The examples cited in the book are not completely convincing, and form an unintentional anti-prospectus for Kasarda's consultancy business. There is the city that was to be built next to Bangkok's airport, with advice from Kasarda, but didn't happen. Reunion, a development close to Denver international airport, "a community specifically created for the pursuit of happiness", ended up with one of the highest foreclosure rates in the region. Wilmington, Ohio, lavishly wooed DHL with public money, only to be dumped when the company's profits went the wrong way. Memphis, despite the blessing of Fedex, "still has a long way to go". There is the growth around Washington's Dulles airport, which owes as much to vast contracts from the Pentagon as to the airport. There is Dubai.

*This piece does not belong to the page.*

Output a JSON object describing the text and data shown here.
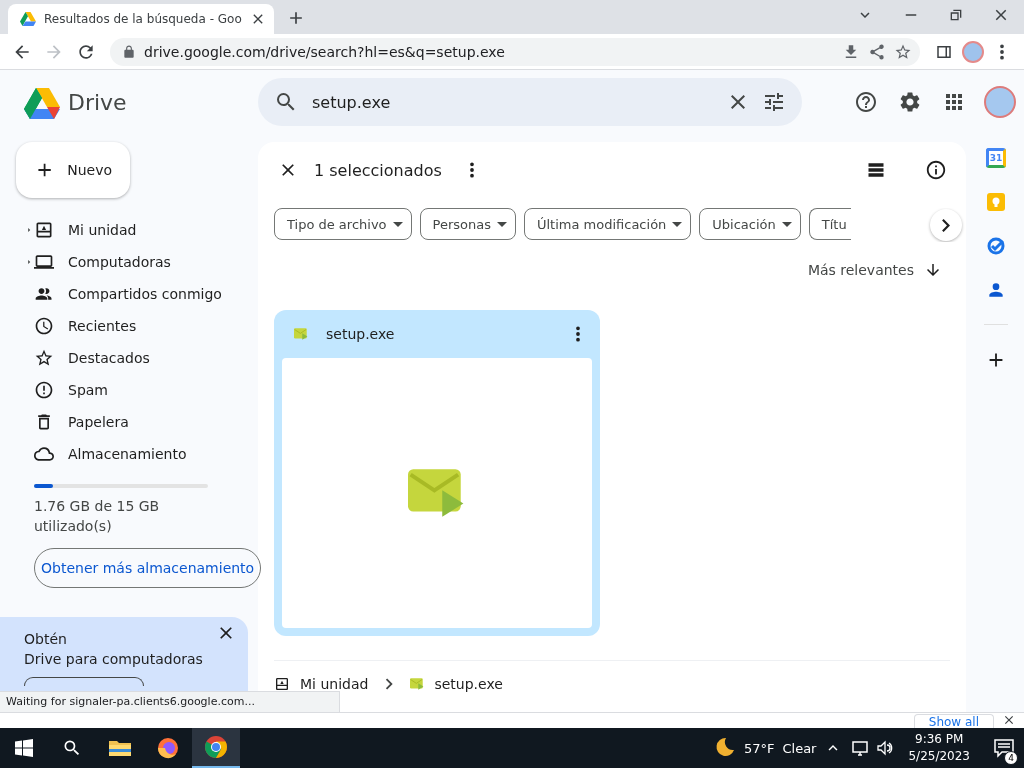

It is hard, yet, to find a true aerotropolis, a thriving, rich city formed around an airport, outside the promotional spiels that promise New Songdo will be "A cool city! A smart city!". Human factors, such as the fear of planes falling on your head, or attachment to a place, or political manoeuvring, or the persistence of non-aeronautic networks, counteract that other human factor, the desire for eye-contact, which seems to drive the immense machinery of air travel.
The less spectacular truth is that cities have always relied on transport, but not on transport alone. Airports are a powerful force among others, and it is the interaction of these forces that makes cities interesting. Aerotropolis is straining too hard to be a smartypants bestseller of the the type produced by Malcolm Gladwell to explore this complexity. It is hectoring, breathless, over-persuading, a boring book with an interesting one struggling to get out. And it undermines itself in the authors' biographical note: Lindsay lives not in Memphis or any other aerotropolis, but in Brooklyn, in the dinosaur city of New York – not, presumably, because of its airports.